Wednesday, November 01, 2006

 
This Is The Most Trusted Trade Policy Expert In Our Media?

Norman Soloman has a followup to his fine recent parody of Tom Friedman.

The would-be-thinking man's John Stossel, said this:

Supposedly rigorous about facts and ideas, Friedman has prostituted his intellect. During a CNBC interview with Tim Russert in late July, the acclaimed savant made a notable confession: "We got this free market, and I admit, I was speaking out in Minnesota -- my hometown, in fact -- and guy stood up in the audience, said, ‘Mr. Friedman, is there any free trade agreement you'd oppose?' I said, ‘No, absolutely not.' I said, ‘You know what, sir? I wrote a column supporting the CAFTA, the Caribbean Free Trade initiative. I didn't even know what was in it. I just knew two words: free trade.'" ......

Tim Russert didn't bother to pursue the fact that one of the nation's leading journalists had just said that he fervently advocated for a major trade agreement without knowing what was in it. "But beyond Russert's negligence," David Sirota wrote at the time, "what's truly astonishing is that Tom Friedman, the person who the media most relies on to interpret trade policy, now publicly runs around admitting he actually knows nothing at all about the trade pacts he pushes in his New York Times column."

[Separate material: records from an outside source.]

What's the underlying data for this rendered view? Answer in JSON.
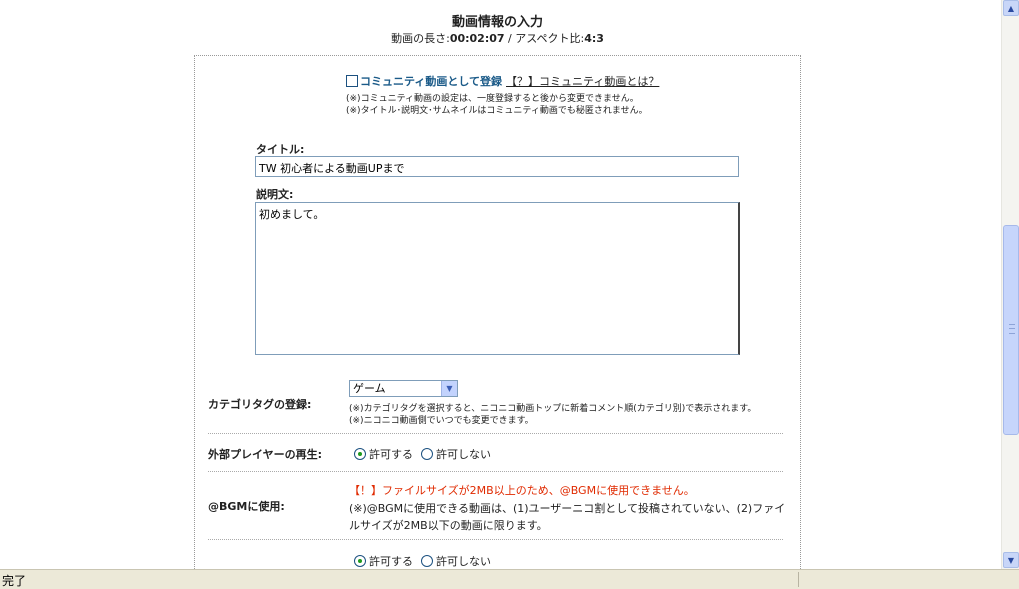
{
  "header": {
    "title": "動画情報の入力",
    "length_label": "動画の長さ:",
    "length_value": "00:02:07",
    "separator": " / ",
    "aspect_label": "アスペクト比:",
    "aspect_value": "4:3"
  },
  "community": {
    "checkbox_label": "コミュニティ動画として登録",
    "help_link": "【？】コミュニティ動画とは？",
    "note_1": "(※)コミュニティ動画の設定は、一度登録すると後から変更できません。",
    "note_2": "(※)タイトル･説明文･サムネイルはコミュニティ動画でも秘匿されません。",
    "checked": false
  },
  "title_field": {
    "label": "タイトル:",
    "value": "TW  初心者による動画UPまで"
  },
  "description_field": {
    "label": "説明文:",
    "value": "初めまして。"
  },
  "category": {
    "label": "カテゴリタグの登録:",
    "selected": "ゲーム",
    "note_1": "(※)カテゴリタグを選択すると、ニコニコ動画トップに新着コメント順(カテゴリ別)で表示されます。",
    "note_2": "(※)ニコニコ動画側でいつでも変更できます。"
  },
  "external_player": {
    "label": "外部プレイヤーの再生:",
    "allow": "許可する",
    "deny": "許可しない",
    "selected": "allow"
  },
  "bgm": {
    "label": "@BGMに使用:",
    "warning": "【！】ファイルサイズが2MB以上のため、@BGMに使用できません。",
    "note_1": "(※)@BGMに使用できる動画は、(1)ユーザーニコ割として投稿されていない、(2)ファイ",
    "note_2": "ルサイズが2MB以下の動画に限ります。"
  },
  "bottom_option": {
    "allow": "許可する",
    "deny": "許可しない",
    "selected": "allow"
  },
  "statusbar": {
    "text": "完了"
  },
  "colors": {
    "community_label": "#1a5a88",
    "warning": "#e02a00",
    "radio_dot": "#1e9a1e"
  }
}
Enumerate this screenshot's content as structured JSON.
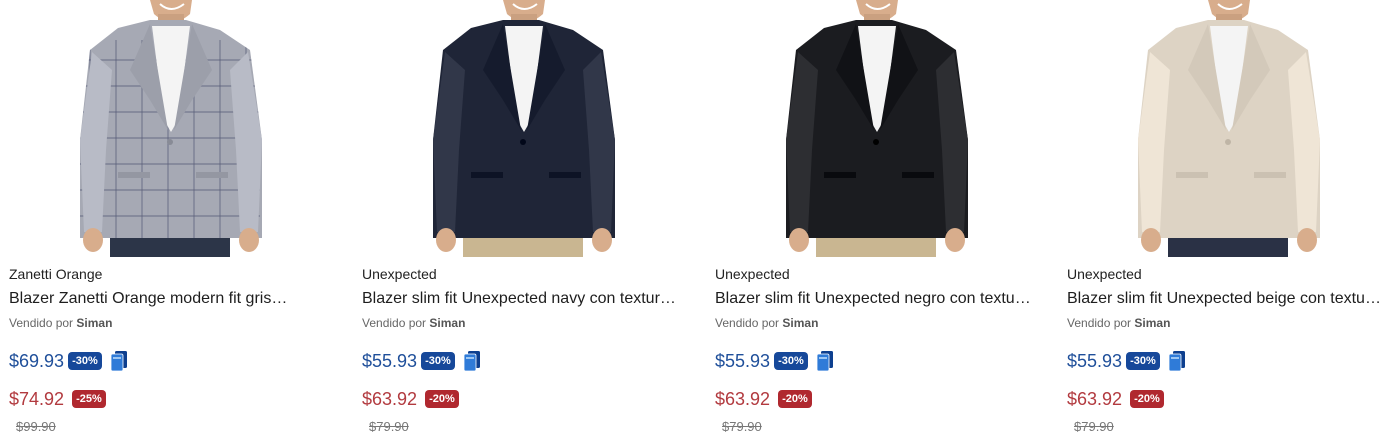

What's even more astounding than that is that the New York Times hasn't put it's harlot pimpernel on pubic notice to fact check or at least not to brag about the fact that he doesn't on national TV.

The NYT. The NYT . And people are asking why journalism is in decline.

Comments:
So Tom Friedman is a know-nothing ass, and the NYT doesn't care if its columnists are know-nothing asses.


Neither of these things are exactly news to me, although it is a little unusual that Friedman would actually brag about it in public.